All About Albemarle Barracks
When anyone mentions “Barracks Road” today, everyone immediately thinks about the shopping center located a few minutes away from UVA and within minutes of Downtown and points north and south.
Barnes & Noble also comes to mind, as does Ben & Jerry’s for a quick ice cream fix, or any of the restaurants, like Zin Burger, Hotcakes or Tara Thai (best won-ton soup in town!), as well as shopping in various boutiques.
The neighborhoods surrounding the shopping center are also known as Barracks Road and they range from Rugby Road and Avenue through to Meadowbrook Hills and on to Canterbury Hills and Bennington Road, to the Hessian Hills and Barracks West complexes, out Barracks Road to Colthurst Farm and Barracks Hill, and then back into town to the campuses of the Darden, JAG and Law Schools.
Known for quiet tree-lined streets and lush gardens surrounding every house, Barracks Road is the perfect blend of residential and commerce.
With its proximity to UVA, houses in this area are typically occupied by professors or grad students and you can often see them walking to work or school on nice days along Rugby Road.
Back in History
The first mention of the word “Barracks” was for “Albemarle Barracks,” which was a prisoner-of-war camp for British prisoners during the American Revolutionary War. According to a local historical website, following Gen. John Burgoyne’s defeat at the Battle of Saratoga, in 1777, some 4,000 British and German (Hessian and Brunswickian) troops, of what came to be known as the Convention Army, were marched to Cambridge, MA.
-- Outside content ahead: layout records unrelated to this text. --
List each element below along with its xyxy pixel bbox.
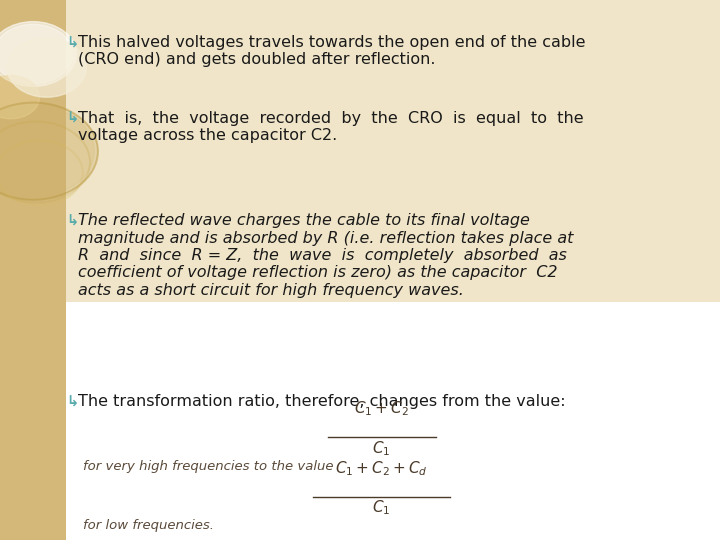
Text: $C_1$: $C_1$ [372,498,391,517]
Text: ↳: ↳ [66,35,78,50]
Circle shape [0,24,73,84]
Text: for low frequencies.: for low frequencies. [83,519,214,532]
Text: The reflected wave charges the cable to its final voltage
magnitude and is absor: The reflected wave charges the cable to … [78,213,573,298]
Circle shape [0,103,98,200]
Text: $C_1 + C_2 + C_d$: $C_1 + C_2 + C_d$ [336,459,428,478]
Text: $C_1 + C_2$: $C_1 + C_2$ [354,400,409,419]
Text: for very high frequencies to the value: for very high frequencies to the value [83,460,333,473]
Circle shape [0,22,76,86]
Text: The transformation ratio, therefore, changes from the value:: The transformation ratio, therefore, cha… [78,394,565,409]
Circle shape [7,38,86,97]
Bar [0,302,720,540]
Text: This halved voltages travels towards the open end of the cable
(CRO end) and get: This halved voltages travels towards the… [78,35,585,68]
Text: ↳: ↳ [66,394,78,409]
Text: That  is,  the  voltage  recorded  by  the  CRO  is  equal  to  the
voltage acro: That is, the voltage recorded by the CRO… [78,111,583,143]
Circle shape [0,76,40,119]
Text: ↳: ↳ [66,111,78,126]
Text: ↳: ↳ [66,213,78,228]
Bar [0,0,720,302]
Circle shape [0,105,94,197]
Text: $C_1$: $C_1$ [372,439,391,458]
Bar [0,0,66,540]
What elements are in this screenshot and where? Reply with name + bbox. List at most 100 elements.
For various reasons, the Continental Congress decided to move them south. One of Congress’ members, Col. John Harvie (Harvey?), Sr. and sons offered some of his lands outside of Charlottesville.
The remaining soldiers (some 2,000 British, upwards of 1,900 German, and roughly 300 women and children) marched south in late 1778 – arriving at the site (near Ivy Creek) in January 1779.
As the barracks were barely sufficient in construction, the officers were paroled to live as far away as Richmond and Staunton. The camp was never adequately provisioned, and yet the prisoners managed to make something of the site, including building a theater. Hundreds escaped Albemarle Barracks, owing to lack of an adequate number of guards.
As the British army moved northward from the Carolinas, in late 1780, the remaining prisoners were moved to Frederick, MD, Winchester, VA, and elsewhere.
A memorial marker was placed on Ivy Farm Road (County Route 1015), on the left when traveling east, by the Albemarle County Historical Society in 1983 to mark the presence and graves of the “British and ‘Hessian’ prisoners during our American War of Independence.”